Güneydoğu’yu 1990’lı yılların başında kan gölüne çeviren Hizbullah terör örgütünün hükümlü üyelerinden üçünün daha sesiz sedasız tahliye edildikleri ortaya çıktı. Tahliye edilen üç üyeden biri daha önce tahliyesine karar verilen ve Gaffar Okkan suikastına katılmaktan ağırlaştırılmış müebbet hapis hükümlüsü olan Bedran Salamboğa’nın ağabeyi Mehmet Salih Salamboğa olduğu belirlenirken, üç Hizbullah hükümlüsünün tahliyelerinin milletvekili seçilerek dokunulmazlık elde eden Can Atalay dosyasının Yargıtay’a gönderildiği 20 Ekim 2023 tarihinde gerçekleştiği ortaya çıktı.

Sözcü'den Özgür Cebe'nin haberine göre, Adalet Bakanı Yılmaz Tunç, Can Atalay’ın tahliyesi önündeki engele Yargıtay’ın kesinleşmiş kararını gerekçe göstermişti.

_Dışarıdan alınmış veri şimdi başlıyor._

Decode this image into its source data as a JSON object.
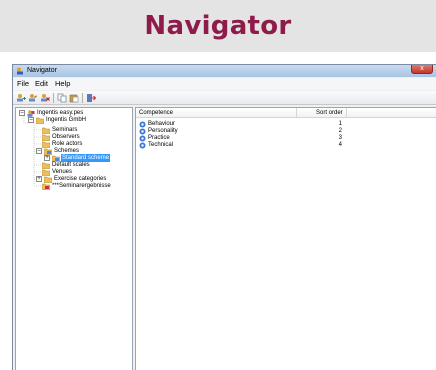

Üç Hizbullahçının da Yargıtay tarafından cezalarının onanarak kesinleşmesine rağmen serbest bırakılmaları dikkat çekti.

Yaklaşık 300 sanığa tahliye

Diyarbakır ve Batman başta olmak üzere Güneydoğu’da yüzlerce cinayet işleyen, aralarında Emniyet Müdürü Gaffar Okkan suikastı faillerinin de bulunduğu yaklaşık 300 Hizbullah terör örgütü üyeleri ağırlaştırılmış müebbet hapis hükümlüsü olmalarına rağmen 2018-2023 yılları arasında tahliye edildiler.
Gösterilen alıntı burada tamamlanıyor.